WTGO-LP

Lafayette, Indiana; United States;
- Frequency: 97.7 MHz

Programming
- Format: Christian rock

Ownership
- Owner: Harvest Chapel, Inc.

History
- First air date: 2003
- Call sign meaning: Where Truth Goes On

Technical information
- Licensing authority: FCC
- Facility ID: 124424
- Class: L1
- ERP: 100 watts
- HAAT: 27.6 meters (91 ft)

Links
- Public license information: LMS

= WTGO-LP =

WTGO-LP (97.7 FM) is a low-powered, non-commercial radio station licensed to Lafayette, Indiana. WTGO-LP broadcasts at an effective radiated power of 100 watts. The station's studio and offices are located at 724 Wabash Avenue in Lafayette, with a tower facility located on South 30th Street in Lafayette.

==History==
WTGO-LP was founded by Harvest Chapel Pastor Tom Camp, the father of Christian contemporary musician Jeremy Camp. It began broadcasting in late 2003, taking a Christian rock format in 2005. It was also the first low power FM station to be licensed to the Greater Lafayette area.

==Programming==
WTGO-LP was originally engineered and managed by Andrew Longman who left in August 2004. In 2005 Matt Whatley was brought on board as both an audio engineer and WTGO-LP's Station Manager. In March 2005, Robert Schueler was brought on initially to help with the technicals of building an off-site studio and later becoming the PM and then AM and PM host of the "Bob-Squad" show, which lasted from May 2005 to April 2007. Whatley left the station in May 2006 and Schueler took over as Station Manager and DJ. Schueler left WTGO-LP in April 2007. With the addition of Brett Estes as Program Director in August 2007, the program format was revamped to more of a rock/metal sound. Estes also hosted "The Rock" Morning Show. Estes left WTGO in May 2010.
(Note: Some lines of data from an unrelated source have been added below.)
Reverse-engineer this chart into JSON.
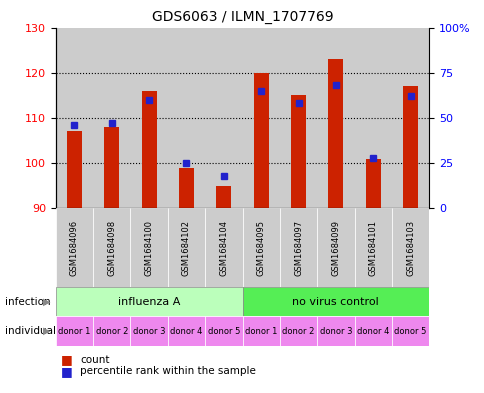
{
  "title": "GDS6063 / ILMN_1707769",
  "samples": [
    "GSM1684096",
    "GSM1684098",
    "GSM1684100",
    "GSM1684102",
    "GSM1684104",
    "GSM1684095",
    "GSM1684097",
    "GSM1684099",
    "GSM1684101",
    "GSM1684103"
  ],
  "count_values": [
    107,
    108,
    116,
    99,
    95,
    120,
    115,
    123,
    101,
    117
  ],
  "percentile_values": [
    46,
    47,
    60,
    25,
    18,
    65,
    58,
    68,
    28,
    62
  ],
  "ylim_left": [
    90,
    130
  ],
  "ylim_right": [
    0,
    100
  ],
  "yticks_left": [
    90,
    100,
    110,
    120,
    130
  ],
  "yticks_right": [
    0,
    25,
    50,
    75,
    100
  ],
  "individual_labels": [
    "donor 1",
    "donor 2",
    "donor 3",
    "donor 4",
    "donor 5",
    "donor 1",
    "donor 2",
    "donor 3",
    "donor 4",
    "donor 5"
  ],
  "influenza_color": "#BBFFBB",
  "novirus_color": "#55EE55",
  "individual_color": "#EE88EE",
  "bar_color": "#CC2200",
  "dot_color": "#2222CC",
  "sample_bg": "#CCCCCC",
  "plot_bg": "#FFFFFF",
  "bar_width": 0.4
}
Truth Talk with Tom was a show that aired live at 11:30 AM on Tuesday and Thursday. It was also re-aired the same day at 6PM. The hour long talk show was produced live in the studio. The show thrived off of questions from listeners who call or email questions and comments about life, the Bible, Christianity, God, etc. The show featured Tom Camp, the pastor of Harvest Chapel (owners of WTGO-LP), and Brett Estes the stations morning show host and program director. Other guest who have made appearances on the show are Trent O'Brien, the afternoon DJ, Ryan Harrison (the church's youth pastor), Eric Hollingsworth, and Jeremy Camp (Tom's son.) The show was canceled in April 2010.

Christian Hardcore and Christian Heavy Metal was aired on Friday and Saturday nights from 10-midnight (hosted by Spike Chiquet as well) including the syndicated The Full Armor of God Broadcast but the shows were canceled due to a change of the station's music format and the final episodes aired January 23, 2010.

WTGO-LP's Sunday programming format is lighter musically and includes more worship songs. The station expects an exemplary and verifiably Christian lifestyle of its staff. In terms of its music, WTGO thoroughly reviews each song's lyrical content and overall message before adding it to the rotation and attempts to ensure that both the songs of bands that perform and their personal lifestyles are exemplify the values held by the station. On May 8, 2009, WTGO-LP began broadcasting online. Shortly after that they developed an iPhone app which is a free download and allows the user to stream the station, and make request through a phone call, text message, or email.